While it’s thought that consumer debt levels in the UK have declined slightly in recent times, there’s no doubt that they remain uncomfortably high at present.
An estimated 8.3 million people in the UK are currently unable to pay off their debt mountain in the current climate, for example, and this is indicative of an economy where wages continue to stagnate while inflation and interest rates soar. With so many people struggling to manage their debts, it’s little wonder that managed bank accounts have become so popular throughout the UK.
But what exactly are these entities, and who have they been designed to help?
What are Managed Bank Accounts, and who are They Aimed at?
In simple terms, bank accounts are a highly ordered and structured version of the typical current accounts found on the high street. As the name suggests, this structure enables service providers to manage the account holders’ incomings and outgoings on their behalf. At the same time, they implement certain restrictions that allow for responsible money management, helping individuals to rebuild an ailing credit score and construct a more secure financial future. This offers an insight into the purpose of managed bank accounts, which have been designed to suit customers with a poor, chequered or non-existent credit history. This is why banks will usually work with you to set an agreed amount of income that is protected each month, in order to cover the cumulative cost of bills and loan repayments.
The amount left over is available for regular spending, although service providers will often apply a nominal charge for cash withdrawals as way of challenging existing financial behaviours (we’ll have a little more on this later). This can provide huge assistance over time, particularly in terms of teaching invaluable money management skills and reinforcing the importance of responsible spending.
What are the Pros and Cons of Managed Accounts?
The benefits of managed accounts are fairly self-explanatory, as they help people with poor or limited credit histories to bridge the gap between their current circumstances and their future financial objectives. This also offers an insight into the importance of the service that they provide to customers in the real-time economic climate, with so many households drowning in debt and lacking the necessary tools to minimise or repay their burden. Even on a fundamental level, it provides people with the worst credit scores with access to a functioning bank account, providing the first step on the ladder towards a brighter financial future.

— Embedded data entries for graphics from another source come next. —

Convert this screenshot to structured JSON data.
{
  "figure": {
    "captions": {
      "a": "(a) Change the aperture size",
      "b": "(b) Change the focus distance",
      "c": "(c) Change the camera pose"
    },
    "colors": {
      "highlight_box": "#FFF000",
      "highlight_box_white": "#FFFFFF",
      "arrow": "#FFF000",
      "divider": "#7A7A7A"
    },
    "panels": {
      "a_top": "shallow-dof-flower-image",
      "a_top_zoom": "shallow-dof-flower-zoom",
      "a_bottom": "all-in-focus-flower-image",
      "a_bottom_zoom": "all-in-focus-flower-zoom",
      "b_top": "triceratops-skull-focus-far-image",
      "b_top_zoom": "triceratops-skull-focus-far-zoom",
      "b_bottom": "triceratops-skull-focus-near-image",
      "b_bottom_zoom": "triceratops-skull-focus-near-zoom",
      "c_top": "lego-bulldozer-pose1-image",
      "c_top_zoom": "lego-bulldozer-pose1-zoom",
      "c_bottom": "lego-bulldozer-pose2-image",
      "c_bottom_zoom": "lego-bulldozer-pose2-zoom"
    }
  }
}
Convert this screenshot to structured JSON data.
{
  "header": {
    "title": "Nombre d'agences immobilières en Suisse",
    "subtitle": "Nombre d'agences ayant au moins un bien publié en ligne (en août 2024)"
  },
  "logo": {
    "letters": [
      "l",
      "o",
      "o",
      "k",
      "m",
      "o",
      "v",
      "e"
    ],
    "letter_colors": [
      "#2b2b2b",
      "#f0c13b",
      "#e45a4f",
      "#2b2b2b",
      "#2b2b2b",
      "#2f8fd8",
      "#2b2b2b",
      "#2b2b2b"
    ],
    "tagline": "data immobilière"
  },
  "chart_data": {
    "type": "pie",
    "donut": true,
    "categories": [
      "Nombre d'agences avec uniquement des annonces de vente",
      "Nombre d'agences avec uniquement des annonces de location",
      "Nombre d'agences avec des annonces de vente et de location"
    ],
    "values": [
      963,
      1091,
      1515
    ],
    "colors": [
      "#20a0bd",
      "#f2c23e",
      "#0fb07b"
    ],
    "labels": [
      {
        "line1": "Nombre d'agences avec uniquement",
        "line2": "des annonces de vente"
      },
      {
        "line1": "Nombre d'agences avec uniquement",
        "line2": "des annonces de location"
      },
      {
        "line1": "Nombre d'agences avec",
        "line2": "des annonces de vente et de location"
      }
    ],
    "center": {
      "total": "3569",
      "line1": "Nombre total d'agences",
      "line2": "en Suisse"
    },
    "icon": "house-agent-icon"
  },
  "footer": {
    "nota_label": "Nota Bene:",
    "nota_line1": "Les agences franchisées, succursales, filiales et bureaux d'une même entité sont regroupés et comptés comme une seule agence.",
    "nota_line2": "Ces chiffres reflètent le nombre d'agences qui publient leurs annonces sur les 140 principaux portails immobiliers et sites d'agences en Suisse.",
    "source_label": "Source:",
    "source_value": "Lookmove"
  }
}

In terms of the cons, customers will have to pay a small monthly fee for a managed account. This is fair given the time invested in organising your finances while it generally offers good value over time, but it can be a little off-putting for individuals who are already struggling to make ends meet. This can also be problematic when combined with cash withdrawal charges, but there are some providers that offer better value than others. Take Think Money, for example, which do not charge a cash withdrawal fee and are generally among the most cost-effective options on the market.
This is an important consideration, as by comparing the market and choosing the right provider of managed bank accounts customers can at least get the best possible value for their money.